The second thing all three managers we spoke to suggest is that training shouldn’t simply be a few months at the beginning of the year. Stephanie Little, manager of
Restaurant Nathan Outlaw, says that ‘training is always ongoing and that they share all the customer feedback with the whole team’.
She added: "We try to create an unpretentious and happy environment where people can forget anything happening outside and create their own little bubble while they’re at the restaurant. It’s all about being relaxed and having an amazing experience, taking the stuffiness away but keeping the professionalism. For me, this is almost a step up from the traditional way it used to be in Michelin star restaurants."
Alan Hill takes this a step further by having his staff experience being a guest and comment on how they felt. Will Smith says he gets constant feedback from guests, both verbally and from online review websites and blogs.
Martin-Christian Kent, Executive Director of People’s 1
st, describes employers investing money in training and not getting the returns they like as a ‘worrying trend’, but all three managers we spoke to clearly indicate that the answer to improving skills is not to send staff on a course, but integrate training into day-to-day business practice.
Furthermore, Will’s response shows the role of technology in delivering customer service in a modern restaurant.

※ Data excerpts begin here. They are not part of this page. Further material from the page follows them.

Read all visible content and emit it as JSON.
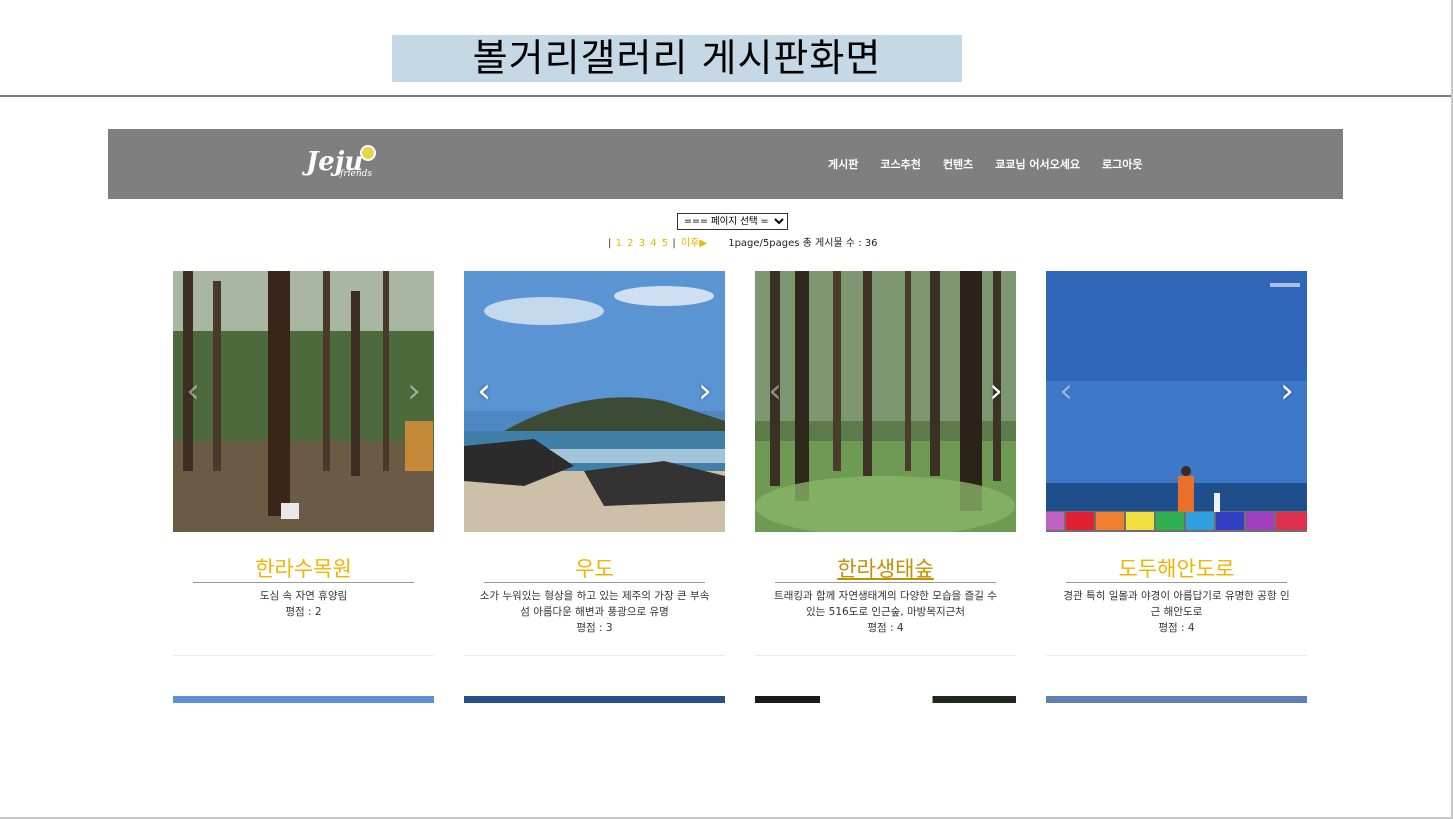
{
  "slide": {
    "title": "볼거리갤러리 게시판화면"
  },
  "navbar": {
    "logo": {
      "main": "Jeju",
      "sub": "friends"
    },
    "menu": [
      "게시판",
      "코스추천",
      "컨텐츠",
      "쿄쿄님 어서오세요",
      "로그아웃"
    ]
  },
  "page_select": {
    "selected": "=== 페이지 선택 ==="
  },
  "pager": {
    "pages": [
      "1",
      "2",
      "3",
      "4",
      "5"
    ],
    "next": "이후▶",
    "info": "1page/5pages 총 게시물 수 : 36"
  },
  "cards": [
    {
      "title": "한라수목원",
      "desc": "도심 속 자연 휴양림",
      "rating": "평점 : 2"
    },
    {
      "title": "우도",
      "desc": "소가 누워있는 형상을 하고 있는 제주의 가장 큰 부속섬 아름다운 해변과 풍광으로 유명",
      "rating": "평점 : 3"
    },
    {
      "title": "한라생태숲",
      "desc": "트래킹과 함께 자연생태계의 다양한 모습을 즐길 수 있는 516도로 인근숲, 마방목지근처",
      "rating": "평점 : 4"
    },
    {
      "title": "도두해안도로",
      "desc": "경관 특히 일몰과 야경이 아름답기로 유명한 공항 인근 해안도로",
      "rating": "평점 : 4"
    }
  ],
  "icons": {
    "prev": "chevron-left-icon",
    "next": "chevron-right-icon"
  },
  "colors": {
    "accent": "#f0b400",
    "navbar": "#7f7f7f",
    "title_box": "#c5d8e6"
  }
}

The internet is revolutionising the way customers make decisions, such as which restaurant to go to, and how they share feedback on their experiences.
Martin said: “I think there’s an increasing recognition that customer service extends beyond the traditional ‘front of house’ area.”
He continued: “Almost everyone in hospitality has probably seen at least one case of someone either
complimenting or – more commonly – complaining about customer service on social media like Facebook or Twitter by now.”
Will recognises this and said: “We have to embrace the technology - it isn't going to go away”.
However, he added: “If we are truly attentive to our guests we should know when we have a problem before the guest has departed and be able to deal with this in a confident manner to avoid negative feedback”.